Foreign investment in Indian government securities surpasses $9B in 2024
Foreign investment in Indian government securities (G-secs) via the fully accessible route (FAR), has exceeded $9 billion within the first seven months of this year. This sum significantly outpaces the total investment for all of 2023, which saw an inflow of $8.21 billion into these securities. The figure was revealed through an analysis of Clearing Corporation of India Ltd (CCIL) data.
Inclusion in 'JP Morgan' index boosts investment
The surge in investment was triggered by the inclusion of domestic sovereign debt in the JP Morgan index in September 2023. This move led to a $13.26 billion influx into government securities via FAR. The global sentiment this year, with an anticipated US rate cut cycle starting next month and US 10-year bond yields falling below 4%, has made emerging market debts more attractive to foreign investors.
RBI's new policy on government securities
The Reserve Bank of India (RBI) recently announced a policy change, stating that it will exclude all new government securities of 14-year and 30-year tenors from the FAR suite of bonds, which does not impose any restrictions on foreign investment. This decision is expected to lower the average maturity of local bonds in the index. Currently, Indian bonds in the JP Morgan index have an average maturity of 10.4 years, marking it as the highest among emerging markets.

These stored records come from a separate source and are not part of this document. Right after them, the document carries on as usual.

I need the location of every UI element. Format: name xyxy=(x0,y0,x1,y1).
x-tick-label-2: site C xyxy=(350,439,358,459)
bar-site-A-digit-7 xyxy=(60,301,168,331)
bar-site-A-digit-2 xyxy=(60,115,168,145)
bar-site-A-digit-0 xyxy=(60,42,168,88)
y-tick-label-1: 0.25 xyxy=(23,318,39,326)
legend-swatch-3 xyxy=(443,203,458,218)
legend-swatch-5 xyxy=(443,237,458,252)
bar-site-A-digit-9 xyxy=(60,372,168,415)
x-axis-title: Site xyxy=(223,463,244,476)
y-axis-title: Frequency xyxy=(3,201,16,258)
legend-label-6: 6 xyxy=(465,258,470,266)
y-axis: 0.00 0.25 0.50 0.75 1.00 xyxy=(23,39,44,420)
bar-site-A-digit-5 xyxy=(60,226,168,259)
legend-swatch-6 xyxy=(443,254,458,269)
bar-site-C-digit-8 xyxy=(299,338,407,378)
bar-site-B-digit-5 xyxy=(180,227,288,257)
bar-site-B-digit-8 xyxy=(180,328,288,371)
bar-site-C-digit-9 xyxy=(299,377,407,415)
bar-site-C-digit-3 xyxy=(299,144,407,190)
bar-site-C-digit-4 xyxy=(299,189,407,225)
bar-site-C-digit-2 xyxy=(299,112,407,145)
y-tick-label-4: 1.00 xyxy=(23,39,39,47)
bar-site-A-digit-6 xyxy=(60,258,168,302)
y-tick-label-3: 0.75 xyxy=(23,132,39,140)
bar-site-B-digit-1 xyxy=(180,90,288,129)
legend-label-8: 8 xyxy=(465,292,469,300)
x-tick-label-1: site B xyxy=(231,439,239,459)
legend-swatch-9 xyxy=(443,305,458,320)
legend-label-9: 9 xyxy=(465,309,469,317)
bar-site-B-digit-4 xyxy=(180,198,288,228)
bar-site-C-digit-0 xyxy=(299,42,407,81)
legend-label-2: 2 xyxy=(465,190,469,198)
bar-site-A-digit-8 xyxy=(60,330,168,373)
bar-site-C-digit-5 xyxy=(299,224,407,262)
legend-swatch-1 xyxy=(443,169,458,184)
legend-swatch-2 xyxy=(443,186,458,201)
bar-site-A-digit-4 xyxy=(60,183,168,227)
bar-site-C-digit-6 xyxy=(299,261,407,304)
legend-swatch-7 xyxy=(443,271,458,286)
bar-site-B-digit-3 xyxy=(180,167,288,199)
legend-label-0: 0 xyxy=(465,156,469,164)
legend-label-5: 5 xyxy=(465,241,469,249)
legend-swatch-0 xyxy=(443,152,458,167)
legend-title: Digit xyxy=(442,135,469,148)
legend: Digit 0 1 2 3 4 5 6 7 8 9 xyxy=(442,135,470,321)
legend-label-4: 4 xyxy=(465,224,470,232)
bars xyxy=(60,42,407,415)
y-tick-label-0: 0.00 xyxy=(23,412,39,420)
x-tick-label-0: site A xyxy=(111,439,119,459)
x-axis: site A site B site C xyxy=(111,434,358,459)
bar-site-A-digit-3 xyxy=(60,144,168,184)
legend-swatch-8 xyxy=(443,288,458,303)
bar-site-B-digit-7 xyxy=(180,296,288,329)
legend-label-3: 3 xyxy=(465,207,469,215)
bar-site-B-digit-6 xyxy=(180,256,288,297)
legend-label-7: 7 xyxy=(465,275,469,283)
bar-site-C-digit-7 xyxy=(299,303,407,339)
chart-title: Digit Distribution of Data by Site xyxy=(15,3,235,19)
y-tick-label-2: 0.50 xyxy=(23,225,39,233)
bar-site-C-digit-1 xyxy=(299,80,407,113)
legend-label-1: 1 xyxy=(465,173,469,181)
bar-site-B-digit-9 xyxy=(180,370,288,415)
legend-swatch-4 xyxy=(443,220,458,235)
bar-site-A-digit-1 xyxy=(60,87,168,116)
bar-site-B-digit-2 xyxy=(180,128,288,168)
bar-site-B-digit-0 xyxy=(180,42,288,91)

Market optimism remains high
Despite the RBI's policy change, optimism remains high within the money market regarding India. "The markets are very promising right now with a Fed rate cut expected next month. In a scenario where the market is not as bullish, there can be sell-offs in bonds and selling bonds with longer tenures becomes a challenge for FPIs," said Vikas Jain, Head of Fixed Income - India at Bank of America.